Thoughtfactory: Rhizomes

bark, trees, roads, bushland

Posts for Tag: conceptual art

turning back to Ed Ruscha

Though it is well known that the early conceptual artists used photography in ways that went far beyond its modernist definitions as a medium – and succeeded thereby in breaking down the boundaries of all mediums in modernist art--- there is still an  absence in art history discourse that evaluates the  known conceptual photography in Australia. What liitle writing there is--eg., Anne Marsh in Look: Contemporary Australian Photography since 1980--suggests that it is a turn to  the dumb aesthetic of amateur images and  street photography  to undermine a modernist aesthetic. 

To gain an understanding  on conceptual art and photography (photoconceptual activity) we can turn back to America in 1962, where  the California painter Ed Ruscha used the principle of statement and performance  to create the book Twentysix Gasoline Stations. According to the art historians Ruscha first came up with the title, then proceeded to photograph the subject on one of his road trips from Oklahoma City (his hometown) to Los Angeles, his adopted city.

The work of art was to be the book itself, simply but carefully designed, whereas the photographs inside showed no traces of aesthetic decision making at all, as if the artist had merely pointed the camera out the car window in order to fulfill the requirements of the textual phrase.

Ruscha's book was  inextricably tied to its status as an article in a mass-produced and circulated publication. This idea of attaching the work of art directly to the channels of distribution and publicity that constituted its inevitable fate as a commodity transgressed the presentation of the single photography on the white walls of the art gallery. 

Ruscha produced sixteen books from the early 1960s to th late 1970s and some the  books in this instructional and perfomative  mode based around repetition  included Thirty Four Parking Lots in Los Angeles (1967)  and Nine Swimming Pools and a Broken Glass (1968). The conceptual basis of these works---following a rule or instruction in the spirit of experimentation-- is an alternative to the  anti-aesthetic interpretation  that is based on  the mimicing of non-autonomous photography, such as amateur snapshots or  photojournalism.

It  enables us to  link Ruscha's work back to the radical impulse in the European avant garde, that had been excluded by the Greenbergian canon;  and to see it  as a pathway that reconfigures photography away from the ontology of  high formalist modernism, which was secured by  the medium specific characteristics as outlined by Clement Greenberg, John Szarkowski and Michael Fried.   

This formalist modernism insisted on a division between high and low art, made a distinction between the popular vernacular and the avant-garde and highlighted the differences between a radical  avant-garde and the conservative fine art tradition.  It is what is currently defended by cultural conservatives in order to defuse the critical edge of art. 

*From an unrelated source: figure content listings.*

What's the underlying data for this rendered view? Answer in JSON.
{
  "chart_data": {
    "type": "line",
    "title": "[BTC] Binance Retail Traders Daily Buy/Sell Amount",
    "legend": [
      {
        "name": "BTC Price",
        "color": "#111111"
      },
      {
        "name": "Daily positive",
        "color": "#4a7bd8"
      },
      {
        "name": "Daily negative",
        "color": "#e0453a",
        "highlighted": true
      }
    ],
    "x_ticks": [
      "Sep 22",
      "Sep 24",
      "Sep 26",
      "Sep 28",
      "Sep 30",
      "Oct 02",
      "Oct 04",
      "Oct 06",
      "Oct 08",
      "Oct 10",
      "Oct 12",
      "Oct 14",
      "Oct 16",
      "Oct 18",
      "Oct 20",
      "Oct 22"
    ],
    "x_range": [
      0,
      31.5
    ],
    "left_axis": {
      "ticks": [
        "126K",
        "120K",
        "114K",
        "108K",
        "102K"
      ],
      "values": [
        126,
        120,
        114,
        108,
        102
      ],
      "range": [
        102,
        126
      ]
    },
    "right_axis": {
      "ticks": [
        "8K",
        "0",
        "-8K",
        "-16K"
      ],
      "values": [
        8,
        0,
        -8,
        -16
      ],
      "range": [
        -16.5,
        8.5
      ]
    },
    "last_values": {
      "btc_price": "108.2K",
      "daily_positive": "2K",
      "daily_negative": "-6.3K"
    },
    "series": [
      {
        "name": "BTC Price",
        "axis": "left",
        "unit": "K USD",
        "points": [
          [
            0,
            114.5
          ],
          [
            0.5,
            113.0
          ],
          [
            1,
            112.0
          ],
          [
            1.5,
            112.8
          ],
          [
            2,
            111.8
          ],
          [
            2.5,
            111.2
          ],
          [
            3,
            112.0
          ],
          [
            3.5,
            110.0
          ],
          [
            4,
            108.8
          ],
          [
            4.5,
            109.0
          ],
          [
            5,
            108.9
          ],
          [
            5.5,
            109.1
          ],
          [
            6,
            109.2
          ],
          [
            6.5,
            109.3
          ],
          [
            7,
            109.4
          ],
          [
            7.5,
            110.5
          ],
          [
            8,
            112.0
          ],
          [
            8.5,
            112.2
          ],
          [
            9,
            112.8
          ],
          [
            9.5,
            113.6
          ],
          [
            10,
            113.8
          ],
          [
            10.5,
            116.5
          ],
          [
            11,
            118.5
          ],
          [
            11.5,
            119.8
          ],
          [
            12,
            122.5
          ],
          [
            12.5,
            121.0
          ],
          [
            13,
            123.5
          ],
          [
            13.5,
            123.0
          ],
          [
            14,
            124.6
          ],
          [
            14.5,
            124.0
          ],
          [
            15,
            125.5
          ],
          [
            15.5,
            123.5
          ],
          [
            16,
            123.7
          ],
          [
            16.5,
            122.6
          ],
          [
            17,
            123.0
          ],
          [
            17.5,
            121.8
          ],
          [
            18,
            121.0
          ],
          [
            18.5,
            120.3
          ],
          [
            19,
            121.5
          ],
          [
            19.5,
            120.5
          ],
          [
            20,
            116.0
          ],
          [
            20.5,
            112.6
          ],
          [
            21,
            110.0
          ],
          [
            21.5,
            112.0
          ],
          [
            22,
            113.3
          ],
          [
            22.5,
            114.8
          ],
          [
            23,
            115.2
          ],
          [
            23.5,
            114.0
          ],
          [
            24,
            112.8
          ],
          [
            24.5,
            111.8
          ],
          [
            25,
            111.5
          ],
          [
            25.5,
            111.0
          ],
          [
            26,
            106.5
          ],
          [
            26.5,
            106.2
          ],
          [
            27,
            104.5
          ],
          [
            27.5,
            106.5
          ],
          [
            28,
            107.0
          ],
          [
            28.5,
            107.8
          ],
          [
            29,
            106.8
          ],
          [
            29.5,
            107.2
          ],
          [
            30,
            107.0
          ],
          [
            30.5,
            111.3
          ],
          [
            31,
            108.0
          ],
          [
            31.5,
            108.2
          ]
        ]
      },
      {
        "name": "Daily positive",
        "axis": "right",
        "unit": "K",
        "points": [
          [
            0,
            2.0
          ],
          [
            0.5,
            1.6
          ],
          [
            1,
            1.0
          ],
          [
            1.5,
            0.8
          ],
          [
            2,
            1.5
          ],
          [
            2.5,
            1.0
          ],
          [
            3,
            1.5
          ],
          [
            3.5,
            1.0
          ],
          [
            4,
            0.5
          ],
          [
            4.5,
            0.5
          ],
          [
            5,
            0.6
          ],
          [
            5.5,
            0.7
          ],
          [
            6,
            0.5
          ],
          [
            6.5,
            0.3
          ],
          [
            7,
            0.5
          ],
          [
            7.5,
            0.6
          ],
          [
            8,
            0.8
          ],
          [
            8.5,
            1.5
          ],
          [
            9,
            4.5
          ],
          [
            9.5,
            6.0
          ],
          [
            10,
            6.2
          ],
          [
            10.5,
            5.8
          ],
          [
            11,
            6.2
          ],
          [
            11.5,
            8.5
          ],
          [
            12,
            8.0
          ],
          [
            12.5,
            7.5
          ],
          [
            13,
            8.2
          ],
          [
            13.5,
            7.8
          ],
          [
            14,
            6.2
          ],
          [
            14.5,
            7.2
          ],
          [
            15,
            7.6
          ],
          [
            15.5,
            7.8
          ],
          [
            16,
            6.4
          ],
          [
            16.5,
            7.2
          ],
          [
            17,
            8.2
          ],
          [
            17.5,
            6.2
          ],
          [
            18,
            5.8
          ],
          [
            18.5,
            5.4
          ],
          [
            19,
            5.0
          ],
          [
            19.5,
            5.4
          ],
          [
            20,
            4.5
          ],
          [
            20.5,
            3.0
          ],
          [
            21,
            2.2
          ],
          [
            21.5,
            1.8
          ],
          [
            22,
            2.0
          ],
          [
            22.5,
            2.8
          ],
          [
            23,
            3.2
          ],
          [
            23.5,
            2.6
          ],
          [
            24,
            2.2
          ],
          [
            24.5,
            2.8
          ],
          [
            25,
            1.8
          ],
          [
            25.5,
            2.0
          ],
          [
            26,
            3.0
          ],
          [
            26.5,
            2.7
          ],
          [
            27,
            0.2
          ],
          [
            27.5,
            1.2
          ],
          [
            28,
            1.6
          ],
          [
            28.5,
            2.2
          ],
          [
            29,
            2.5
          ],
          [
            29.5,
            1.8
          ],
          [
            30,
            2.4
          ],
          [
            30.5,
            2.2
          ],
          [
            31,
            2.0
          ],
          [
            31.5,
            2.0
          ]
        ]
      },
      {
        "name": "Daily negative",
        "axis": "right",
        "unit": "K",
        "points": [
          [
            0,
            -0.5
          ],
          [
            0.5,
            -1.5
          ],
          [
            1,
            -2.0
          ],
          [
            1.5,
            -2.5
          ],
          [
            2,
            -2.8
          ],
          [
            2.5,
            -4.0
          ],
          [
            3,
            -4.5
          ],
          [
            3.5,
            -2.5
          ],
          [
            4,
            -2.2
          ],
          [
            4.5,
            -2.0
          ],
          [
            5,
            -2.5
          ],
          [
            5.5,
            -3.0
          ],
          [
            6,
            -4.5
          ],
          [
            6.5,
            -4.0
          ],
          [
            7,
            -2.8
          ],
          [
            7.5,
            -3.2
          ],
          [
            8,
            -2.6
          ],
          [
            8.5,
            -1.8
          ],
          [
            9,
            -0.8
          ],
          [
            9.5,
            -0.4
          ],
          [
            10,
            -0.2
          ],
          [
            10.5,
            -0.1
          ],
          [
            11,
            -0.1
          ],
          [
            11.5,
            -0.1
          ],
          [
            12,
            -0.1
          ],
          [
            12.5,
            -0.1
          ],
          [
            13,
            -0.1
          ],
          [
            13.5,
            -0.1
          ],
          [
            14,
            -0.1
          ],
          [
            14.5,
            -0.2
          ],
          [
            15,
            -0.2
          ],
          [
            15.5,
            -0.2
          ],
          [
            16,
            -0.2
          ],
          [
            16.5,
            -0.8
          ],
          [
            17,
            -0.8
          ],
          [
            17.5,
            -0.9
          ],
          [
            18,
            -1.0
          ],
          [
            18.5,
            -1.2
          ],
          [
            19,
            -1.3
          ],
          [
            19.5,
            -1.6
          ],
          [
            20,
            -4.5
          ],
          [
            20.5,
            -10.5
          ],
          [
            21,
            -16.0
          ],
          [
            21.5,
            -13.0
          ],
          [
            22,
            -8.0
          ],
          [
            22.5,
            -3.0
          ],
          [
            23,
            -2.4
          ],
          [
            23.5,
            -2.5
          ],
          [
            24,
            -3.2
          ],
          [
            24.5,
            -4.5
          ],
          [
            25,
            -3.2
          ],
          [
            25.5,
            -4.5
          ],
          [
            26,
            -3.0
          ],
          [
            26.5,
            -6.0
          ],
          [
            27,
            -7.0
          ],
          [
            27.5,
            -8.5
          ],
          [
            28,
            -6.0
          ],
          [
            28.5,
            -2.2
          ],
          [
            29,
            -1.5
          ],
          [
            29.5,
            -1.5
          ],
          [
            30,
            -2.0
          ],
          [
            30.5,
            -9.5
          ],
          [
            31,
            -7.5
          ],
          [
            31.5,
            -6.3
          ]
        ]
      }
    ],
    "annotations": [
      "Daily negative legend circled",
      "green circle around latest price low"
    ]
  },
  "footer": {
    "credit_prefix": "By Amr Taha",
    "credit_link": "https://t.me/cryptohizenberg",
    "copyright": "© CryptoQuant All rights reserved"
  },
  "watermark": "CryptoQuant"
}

conceptual art and photography

On a strict art historical reading, the expression ‘conceptual art’ refers to the artistic movement that reached its pinnacle between 1966 and 1972 ] Amongst its most famous adherents at its early stage we find artists such as Joseph Kosuth, Robert Morris, Joseph Beuys,  Mel Ramsden and Ian Burns in Australia.

Whilst conceptual art on this interpretation  might arguably be limited to works produced during these five or six years nearly half a century ago, it seems overly narrow – certainly from a philosophical perspective – to limit our inquiry to works produced during that period alone. The reason is that  conceptual art, historically speaking,  sets out to question  our traditional conceptions of what an art object should be made of and what it should look like. The artwork is a process rather than a material thing or object.

Australian photographic art historians –eg., Helen Ennis and Gael Newton— make little or no reference to conceptual art, and its core idea that the locus of the work was deemed to be the idea or statement with the work being a performance of that statement. Do we infer that, unlike the US and elsewhere,  there was no conceptual photography produced by art photographers in the late 20th century?

There were. I can recall  Robert Ronney's Holden Park 1+2 (1970); Virginia Coventry's Service Road (1976-77); Ian North's Canberra Suite (1980-81). There may well be others.This photography was lo fi and it  was used to destablize the formalist aesthetic that was hegemonic in the  art galleries, such as the Australian Centre for Photography and the Australian National Gallery. 

A  example of a statement  or idea is ‘Walk down a country road on the Fleurieu Peninsula and take twenty  photographs of a tree (a pink gum or wattle)  and a Xanthorrhoea’. The process is walking down the country road,  and it is contrasted to the modernist idea of  photography as a  separate and definable “medium” distinct from painting, sculpture, printmaking etc. 

On this interpretation of conceptual art,  process matters more than physical material, and because art should be about intellectual inquiry and reflection rather than beauty or  aesthetic pleasure, the work of art is said to be the idea at the heart of the piece in question. The inference is that there is a critical edge to conceptual art towards the art tradition and institution.

Hence the idea of an oppositional photography that establishes a critical distance from cultural conservatism; a cultural conservatism that has traditionally defined how we look at, and understand,  the Australian  landscape.